While southern India has been flooding, leading to deaths, a train derailing and a relief riot (a riot? in Tamil Nadu? and those Tamils being such mild-mannered folk, imagine that), the weather here is wonderful. Evidently the second monsoon doesn't make it to Nepal. Rainy season is June or July-September, that's it. During those months the rain makes trekking impossible. Even if you don't mind a shower, the leeches are a serious problem in the forests. By end of September and 1st week in Oct, the rain has stopped, skies are clear, weather fair and mountain visibility at its peak (ha ha, bad pun).

High season for Tibetan visiting (Kathmandu is the gateway toTibet, unless you want to go through Chengdu in China, and why give the Chinese any more of your money than you have to?) is July-October, since later it gets a bit cold there. It is not hard to get into Tibet anymore, just a bit expensive. Now there is a bus, a 2-day ride on a luxury coach from Kathmandu to Lhasa, for the first time. Formerly you had to fly from Kathmandu to Lhasa for $300 one way! For that money, you can fly to Europe. It still requires a Chinese visa, and that you be part of a group, not a solo traveler, but this is not hard to arrange - there are always people around Kathmandu on their way to Lhasa.

"Trekking" is actually a Boer (Dutch South African) word, and what has become the trekking industry developed some time in the 1960s after a British mountaineer, Capt. Robbie Somebody-whose-last-name-escapes-me, unwisely ignored local lore and broke his leg trying to climb the forbidden Machapuchare (which still has yet to be scaled; now climbing it is forbidden by law). He then began organizing walking expeditions at lower elevations. At that time, there was no accomodation for visitors in these areas which had rarely seen a foreign face ("foreign" being someone from beyond the next village), so trekkers had to arrange to stay in homes of locals, or to camp out. Nowadays there are all manner of lodges and "tea houses" along the well-traveled standard trekking routes.

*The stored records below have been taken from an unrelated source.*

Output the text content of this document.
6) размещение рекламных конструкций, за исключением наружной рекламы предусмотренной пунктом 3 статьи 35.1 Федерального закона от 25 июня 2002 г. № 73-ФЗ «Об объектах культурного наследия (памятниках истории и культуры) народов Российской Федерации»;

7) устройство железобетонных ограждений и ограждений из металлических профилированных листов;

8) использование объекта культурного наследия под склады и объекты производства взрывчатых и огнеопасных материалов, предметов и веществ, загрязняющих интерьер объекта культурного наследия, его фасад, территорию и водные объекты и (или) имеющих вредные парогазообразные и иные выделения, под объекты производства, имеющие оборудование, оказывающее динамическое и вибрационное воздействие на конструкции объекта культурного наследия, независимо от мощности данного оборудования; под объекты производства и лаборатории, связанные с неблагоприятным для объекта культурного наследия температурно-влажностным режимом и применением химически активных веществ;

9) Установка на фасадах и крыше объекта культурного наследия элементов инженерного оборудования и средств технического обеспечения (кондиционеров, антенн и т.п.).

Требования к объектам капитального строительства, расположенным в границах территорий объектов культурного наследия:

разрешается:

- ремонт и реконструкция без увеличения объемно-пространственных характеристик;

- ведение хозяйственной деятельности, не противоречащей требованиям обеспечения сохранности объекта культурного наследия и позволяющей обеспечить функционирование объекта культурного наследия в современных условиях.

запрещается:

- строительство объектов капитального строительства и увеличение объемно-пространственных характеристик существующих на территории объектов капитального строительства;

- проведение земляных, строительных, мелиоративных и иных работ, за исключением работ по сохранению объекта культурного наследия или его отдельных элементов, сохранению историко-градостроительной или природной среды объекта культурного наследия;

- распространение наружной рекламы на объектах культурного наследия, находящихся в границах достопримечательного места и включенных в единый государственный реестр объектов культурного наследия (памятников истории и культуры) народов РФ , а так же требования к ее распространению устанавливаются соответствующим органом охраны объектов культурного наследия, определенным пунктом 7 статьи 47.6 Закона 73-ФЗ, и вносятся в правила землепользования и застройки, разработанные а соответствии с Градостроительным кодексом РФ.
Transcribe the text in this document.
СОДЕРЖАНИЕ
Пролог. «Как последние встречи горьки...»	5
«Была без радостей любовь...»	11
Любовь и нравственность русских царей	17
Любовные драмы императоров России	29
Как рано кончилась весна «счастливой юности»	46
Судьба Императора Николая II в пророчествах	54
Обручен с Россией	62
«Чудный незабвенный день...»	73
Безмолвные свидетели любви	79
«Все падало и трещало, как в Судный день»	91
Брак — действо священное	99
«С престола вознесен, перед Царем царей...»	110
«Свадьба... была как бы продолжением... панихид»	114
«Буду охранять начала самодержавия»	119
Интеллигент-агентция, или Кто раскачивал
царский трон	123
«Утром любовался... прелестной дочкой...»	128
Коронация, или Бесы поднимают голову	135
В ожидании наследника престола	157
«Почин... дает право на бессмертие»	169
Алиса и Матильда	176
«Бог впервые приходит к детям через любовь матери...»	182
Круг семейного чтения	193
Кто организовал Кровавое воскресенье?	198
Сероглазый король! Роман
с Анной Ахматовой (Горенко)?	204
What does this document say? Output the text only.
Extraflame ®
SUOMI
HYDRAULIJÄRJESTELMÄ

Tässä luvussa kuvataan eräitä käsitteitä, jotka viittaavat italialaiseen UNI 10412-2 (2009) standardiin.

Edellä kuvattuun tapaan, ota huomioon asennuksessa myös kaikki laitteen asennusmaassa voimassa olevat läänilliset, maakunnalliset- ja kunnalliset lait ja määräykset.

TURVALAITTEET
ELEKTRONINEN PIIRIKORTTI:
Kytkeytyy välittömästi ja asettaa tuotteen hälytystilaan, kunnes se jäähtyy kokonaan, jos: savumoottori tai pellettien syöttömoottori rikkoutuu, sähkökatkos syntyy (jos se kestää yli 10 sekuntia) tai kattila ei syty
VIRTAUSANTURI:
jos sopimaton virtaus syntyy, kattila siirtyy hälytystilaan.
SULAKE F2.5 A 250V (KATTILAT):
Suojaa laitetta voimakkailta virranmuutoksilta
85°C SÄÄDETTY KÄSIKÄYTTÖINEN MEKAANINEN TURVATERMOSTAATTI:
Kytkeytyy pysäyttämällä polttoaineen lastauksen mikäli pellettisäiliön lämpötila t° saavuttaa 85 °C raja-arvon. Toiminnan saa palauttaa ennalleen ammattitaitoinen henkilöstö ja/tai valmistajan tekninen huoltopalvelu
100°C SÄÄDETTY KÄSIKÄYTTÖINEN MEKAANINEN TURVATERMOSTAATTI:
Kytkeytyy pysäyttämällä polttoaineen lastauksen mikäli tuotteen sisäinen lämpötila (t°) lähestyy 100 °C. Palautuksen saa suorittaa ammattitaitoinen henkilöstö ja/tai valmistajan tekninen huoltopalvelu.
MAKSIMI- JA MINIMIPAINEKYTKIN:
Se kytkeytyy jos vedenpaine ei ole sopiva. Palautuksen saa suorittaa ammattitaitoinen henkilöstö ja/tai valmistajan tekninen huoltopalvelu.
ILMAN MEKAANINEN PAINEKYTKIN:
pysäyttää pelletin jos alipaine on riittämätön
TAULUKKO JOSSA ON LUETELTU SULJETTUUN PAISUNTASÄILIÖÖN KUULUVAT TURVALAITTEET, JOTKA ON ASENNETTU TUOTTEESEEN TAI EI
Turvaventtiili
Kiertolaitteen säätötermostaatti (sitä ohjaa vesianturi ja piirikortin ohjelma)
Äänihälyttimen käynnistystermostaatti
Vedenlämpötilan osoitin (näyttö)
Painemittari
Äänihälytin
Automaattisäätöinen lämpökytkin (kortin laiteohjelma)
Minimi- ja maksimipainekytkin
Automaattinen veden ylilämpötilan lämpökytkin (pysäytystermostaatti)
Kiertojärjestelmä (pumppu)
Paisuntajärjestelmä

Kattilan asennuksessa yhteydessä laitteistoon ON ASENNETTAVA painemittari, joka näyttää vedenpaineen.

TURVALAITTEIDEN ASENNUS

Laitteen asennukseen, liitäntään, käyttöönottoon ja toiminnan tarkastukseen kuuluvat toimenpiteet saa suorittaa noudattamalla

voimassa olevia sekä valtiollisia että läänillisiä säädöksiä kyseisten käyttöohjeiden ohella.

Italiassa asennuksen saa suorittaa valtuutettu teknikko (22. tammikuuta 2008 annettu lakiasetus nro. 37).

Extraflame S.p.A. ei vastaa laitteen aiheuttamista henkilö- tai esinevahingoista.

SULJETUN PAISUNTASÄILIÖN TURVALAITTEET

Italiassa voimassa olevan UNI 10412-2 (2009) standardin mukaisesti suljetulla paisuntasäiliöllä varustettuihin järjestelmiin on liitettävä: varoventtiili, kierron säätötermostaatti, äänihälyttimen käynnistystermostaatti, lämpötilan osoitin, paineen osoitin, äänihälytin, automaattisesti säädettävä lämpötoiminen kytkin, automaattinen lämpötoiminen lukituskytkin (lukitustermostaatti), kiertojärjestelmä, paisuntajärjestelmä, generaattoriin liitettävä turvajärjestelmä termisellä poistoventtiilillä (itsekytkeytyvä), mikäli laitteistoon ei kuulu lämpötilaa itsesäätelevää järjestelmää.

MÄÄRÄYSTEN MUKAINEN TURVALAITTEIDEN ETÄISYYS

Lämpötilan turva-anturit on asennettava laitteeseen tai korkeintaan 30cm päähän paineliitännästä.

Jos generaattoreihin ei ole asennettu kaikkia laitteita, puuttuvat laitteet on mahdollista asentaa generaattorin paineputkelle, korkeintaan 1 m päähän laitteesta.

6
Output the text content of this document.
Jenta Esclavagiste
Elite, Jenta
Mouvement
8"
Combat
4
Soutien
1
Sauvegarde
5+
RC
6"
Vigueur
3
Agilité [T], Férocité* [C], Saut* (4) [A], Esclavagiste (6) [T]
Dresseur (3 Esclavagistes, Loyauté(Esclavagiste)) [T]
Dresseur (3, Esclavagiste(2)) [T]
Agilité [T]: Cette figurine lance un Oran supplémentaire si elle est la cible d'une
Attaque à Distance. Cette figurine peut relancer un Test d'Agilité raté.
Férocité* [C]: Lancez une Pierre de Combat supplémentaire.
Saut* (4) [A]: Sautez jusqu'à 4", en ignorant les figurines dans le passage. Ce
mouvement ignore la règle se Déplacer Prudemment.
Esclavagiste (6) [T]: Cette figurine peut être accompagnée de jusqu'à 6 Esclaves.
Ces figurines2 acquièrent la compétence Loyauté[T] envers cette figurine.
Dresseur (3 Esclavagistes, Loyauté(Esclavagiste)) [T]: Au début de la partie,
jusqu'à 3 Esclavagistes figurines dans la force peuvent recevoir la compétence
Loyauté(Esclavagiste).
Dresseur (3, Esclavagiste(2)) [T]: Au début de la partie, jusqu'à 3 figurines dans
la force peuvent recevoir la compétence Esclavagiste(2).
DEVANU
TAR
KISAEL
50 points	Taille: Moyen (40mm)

Nepal's best season for trekking is October-March, since the monsoon clouds have passed and visibility is at its best. The best time for higher elevations (Everest Base Camp and so on) is October-November; later these places have snow and are only for masochists and people who like to tell macho stories about avalanches and frostbite - or those who can afford a fortune in North Face down gear and professional porters.

After November, there is still lots of great trekking at hilly lower elevations with views of the icy mountains in the distance, and there's always the centrally-located lakeside town Pokhara, a sort of dirtier Switzerland where it's always 10 degrees warmer than the rest of the country, yet you get stunning views of the Annapurna range. In the Kathmandu Valley, it never snows, but there is morning frost on the ground from late
November through January.

By March, it's getting warm at lower elevations, but the flowers are all in bloom, including the famous rhododendrons (the national flower) and it's still cool up higher; April-May are too hot at lower elevations, plus the approaching monsoon makes visibility poor everywhere.

Staying Put

Unfortunately, staying here long-term is a legal challenge. Somewhat like Sri Lanka, and unlike India, Nepal has made their visitor's visas quite limited. A foreign national can only stay in Nepal five (5) months out of any calendar year. That means, since I arrived July 18, I can extend my visa only through mid-December. (Actually, I didn't know this, but managed to arrive at the perfect time to spend 5 months here.) Between December 12 and January 1st, I must exit the country. After January 1st, I am allowed to re-enter for any period of five months (that is, January-May, or July-Dec., or any combination totalling not more than five months). The only ways around this: a student visa (must be enrolled a certain # of hours at a recognized university) which allows about 8 months, or a business visa, which allows 1 year.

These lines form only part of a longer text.